Bonus One-Liner Method 5: The Functional Approach

Leverage Python’s functional programming features like `map()` and `sum()` with lambda functions to create an ultra-compact one-liner that checks for a strong number.

Here’s an example:

```is_strong_number = lambda num: num == sum((1, 1, 2, 6, 24, 120, 720, 5040, 40320, 362880)[int(digit)] for digit in str(num))

print(is_strong_number(145))
```

Output: True

This one-liner defines `is_strong_number` as a lambda function that directly computes and compares the sum of factorial values (from a precalculated list as in Method 4) with the original number.

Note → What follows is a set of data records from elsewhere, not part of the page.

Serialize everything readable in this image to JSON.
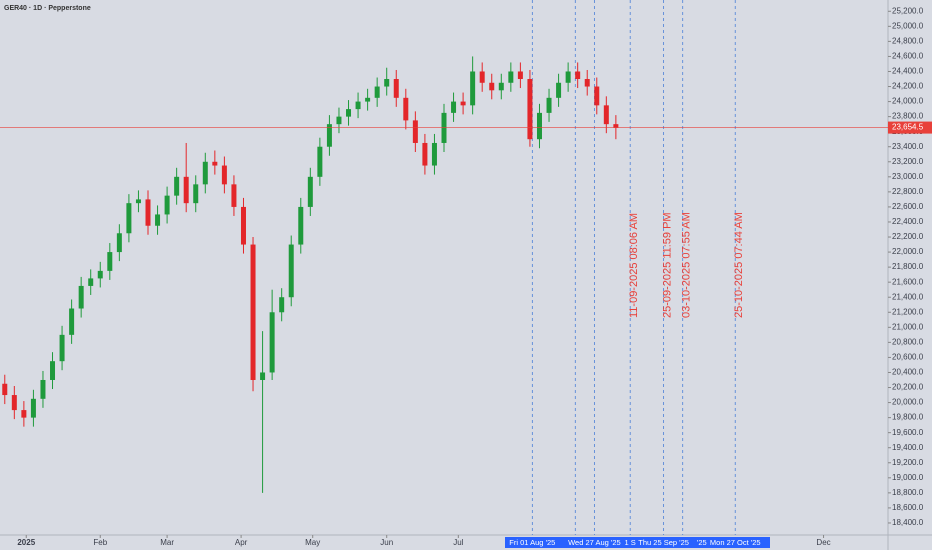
{
  "chart_data": {
    "type": "candlestick",
    "title": "GER40 · 1D · Pepperstone",
    "colors": {
      "up": "#1f9a3c",
      "down": "#e3262a",
      "price_line": "#e8403a",
      "marker_line": "#4a7fd8"
    },
    "x": [
      -8,
      -4,
      0,
      4,
      8,
      12,
      16,
      20,
      24,
      28,
      32,
      36,
      40,
      44,
      48,
      52,
      56,
      60,
      64,
      68,
      72,
      76,
      80,
      84,
      88,
      92,
      96,
      100,
      104,
      108,
      112,
      116,
      120,
      124,
      128,
      132,
      136,
      140,
      144,
      148,
      152,
      156,
      160,
      164,
      168,
      172,
      176,
      180,
      184,
      188,
      192,
      196,
      200,
      204,
      208,
      212,
      216,
      220,
      224,
      228,
      232,
      236,
      240,
      244,
      248
    ],
    "open": [
      20250,
      20100,
      19900,
      19800,
      20050,
      20300,
      20550,
      20900,
      21250,
      21550,
      21650,
      21750,
      22000,
      22250,
      22650,
      22700,
      22350,
      22500,
      22750,
      23000,
      22650,
      22900,
      23200,
      23150,
      22900,
      22600,
      22100,
      20300,
      20400,
      21200,
      21400,
      22100,
      22600,
      23000,
      23400,
      23700,
      23800,
      23900,
      24000,
      24050,
      24200,
      24300,
      24050,
      23750,
      23450,
      23150,
      23450,
      23850,
      24000,
      23950,
      24400,
      24250,
      24150,
      24250,
      24400,
      24300,
      23500,
      23850,
      24050,
      24250,
      24400,
      24300,
      24200,
      23950,
      23700
    ],
    "high": [
      20370,
      20220,
      20020,
      20170,
      20420,
      20670,
      21020,
      21370,
      21670,
      21770,
      21870,
      22120,
      22370,
      22770,
      22820,
      22820,
      22620,
      22870,
      23120,
      23450,
      23020,
      23320,
      23350,
      23270,
      23020,
      22720,
      22200,
      20950,
      21500,
      21520,
      22220,
      22720,
      23120,
      23520,
      23820,
      23920,
      24020,
      24120,
      24170,
      24320,
      24450,
      24420,
      24170,
      23870,
      23570,
      23570,
      23970,
      24120,
      24120,
      24600,
      24520,
      24370,
      24370,
      24520,
      24520,
      24420,
      23970,
      24170,
      24370,
      24520,
      24520,
      24420,
      24320,
      24070,
      23820
    ],
    "low": [
      19980,
      19780,
      19680,
      19680,
      19930,
      20180,
      20430,
      20780,
      21130,
      21430,
      21530,
      21630,
      21880,
      22130,
      22530,
      22230,
      22230,
      22380,
      22630,
      22530,
      22530,
      22780,
      23030,
      22780,
      22480,
      21980,
      20150,
      18800,
      20300,
      21080,
      21280,
      21980,
      22480,
      22880,
      23280,
      23580,
      23680,
      23780,
      23880,
      23930,
      24080,
      23930,
      23630,
      23330,
      23030,
      23030,
      23330,
      23730,
      23830,
      23830,
      24130,
      24030,
      24030,
      24130,
      24180,
      23400,
      23380,
      23730,
      23930,
      24130,
      24180,
      24080,
      23830,
      23580,
      23500
    ],
    "close": [
      20100,
      19900,
      19800,
      20050,
      20300,
      20550,
      20900,
      21250,
      21550,
      21650,
      21750,
      22000,
      22250,
      22650,
      22700,
      22350,
      22500,
      22750,
      23000,
      22650,
      22900,
      23200,
      23150,
      22900,
      22600,
      22100,
      20300,
      20400,
      21200,
      21400,
      22100,
      22600,
      23000,
      23400,
      23700,
      23800,
      23900,
      24000,
      24050,
      24200,
      24300,
      24050,
      23750,
      23450,
      23150,
      23450,
      23850,
      24000,
      23950,
      24400,
      24250,
      24150,
      24250,
      24400,
      24300,
      23500,
      23850,
      24050,
      24250,
      24400,
      24300,
      24200,
      23950,
      23700,
      23650
    ],
    "xlim": [
      -10,
      362
    ],
    "ylim": [
      18240,
      25350
    ],
    "xticks": [
      {
        "value": 1,
        "label": "2025"
      },
      {
        "value": 32,
        "label": "Feb"
      },
      {
        "value": 60,
        "label": "Mar"
      },
      {
        "value": 91,
        "label": "Apr"
      },
      {
        "value": 121,
        "label": "May"
      },
      {
        "value": 152,
        "label": "Jun"
      },
      {
        "value": 182,
        "label": "Jul"
      },
      {
        "value": 335,
        "label": "Dec"
      }
    ],
    "xmarker_labels": [
      {
        "value": 213,
        "label": "Fri 01 Aug '25"
      },
      {
        "value": 239,
        "label": "Wed 27 Aug '25"
      },
      {
        "value": 254,
        "label": "1 S"
      },
      {
        "value": 268,
        "label": "Thu 25 Sep '25"
      },
      {
        "value": 284,
        "label": "'25"
      },
      {
        "value": 298,
        "label": "Mon 27 Oct '25"
      }
    ],
    "marker_lines": [
      213,
      231,
      239,
      254,
      268,
      276,
      298
    ],
    "annotations": [
      {
        "x": 254,
        "text": "11-09-2025 08:06 AM"
      },
      {
        "x": 268,
        "text": "25-09-2025 11:59 PM"
      },
      {
        "x": 276,
        "text": "03-10-2025 07:55 AM"
      },
      {
        "x": 298,
        "text": "25-10-2025 07:44 AM"
      }
    ],
    "price_line": {
      "value": 23654.5,
      "label": "23,654.5"
    },
    "yticks": [
      {
        "value": 25200,
        "label": "25,200.0"
      },
      {
        "value": 25000,
        "label": "25,000.0"
      },
      {
        "value": 24800,
        "label": "24,800.0"
      },
      {
        "value": 24600,
        "label": "24,600.0"
      },
      {
        "value": 24400,
        "label": "24,400.0"
      },
      {
        "value": 24200,
        "label": "24,200.0"
      },
      {
        "value": 24000,
        "label": "24,000.0"
      },
      {
        "value": 23800,
        "label": "23,800.0"
      },
      {
        "value": 23600,
        "label": "23,600.0"
      },
      {
        "value": 23400,
        "label": "23,400.0"
      },
      {
        "value": 23200,
        "label": "23,200.0"
      },
      {
        "value": 23000,
        "label": "23,000.0"
      },
      {
        "value": 22800,
        "label": "22,800.0"
      },
      {
        "value": 22600,
        "label": "22,600.0"
      },
      {
        "value": 22400,
        "label": "22,400.0"
      },
      {
        "value": 22200,
        "label": "22,200.0"
      },
      {
        "value": 22000,
        "label": "22,000.0"
      },
      {
        "value": 21800,
        "label": "21,800.0"
      },
      {
        "value": 21600,
        "label": "21,600.0"
      },
      {
        "value": 21400,
        "label": "21,400.0"
      },
      {
        "value": 21200,
        "label": "21,200.0"
      },
      {
        "value": 21000,
        "label": "21,000.0"
      },
      {
        "value": 20800,
        "label": "20,800.0"
      },
      {
        "value": 20600,
        "label": "20,600.0"
      },
      {
        "value": 20400,
        "label": "20,400.0"
      },
      {
        "value": 20200,
        "label": "20,200.0"
      },
      {
        "value": 20000,
        "label": "20,000.0"
      },
      {
        "value": 19800,
        "label": "19,800.0"
      },
      {
        "value": 19600,
        "label": "19,600.0"
      },
      {
        "value": 19400,
        "label": "19,400.0"
      },
      {
        "value": 19200,
        "label": "19,200.0"
      },
      {
        "value": 19000,
        "label": "19,000.0"
      },
      {
        "value": 18800,
        "label": "18,800.0"
      },
      {
        "value": 18600,
        "label": "18,600.0"
      },
      {
        "value": 18400,
        "label": "18,400.0"
      }
    ]
  }
}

It’s a concise and readable solution but may be cryptic to those unfamiliar with Python’s functional programming constructs.

Summary/Discussion

• Method 1: Loop with Recursive Factorial. Simple and clear. It may be inefficient for large numbers due to recursive overhead.
• Method 2: Iterative Factorial Computation. More efficient than recursion. Pythonic and elegant, but slightly longer code.
• Method 3: Memoization of Factorials. Most efficient for repeated checks or large numbers. Complexity added with caching.
• Method 4: Precomputed Factorial Lookup. Extremely efficient and fast. Limited to the scope of digits 0-9.
• Method 5: One-liner Functional. Compact and slick. Could be hard to understand for beginners or less readable.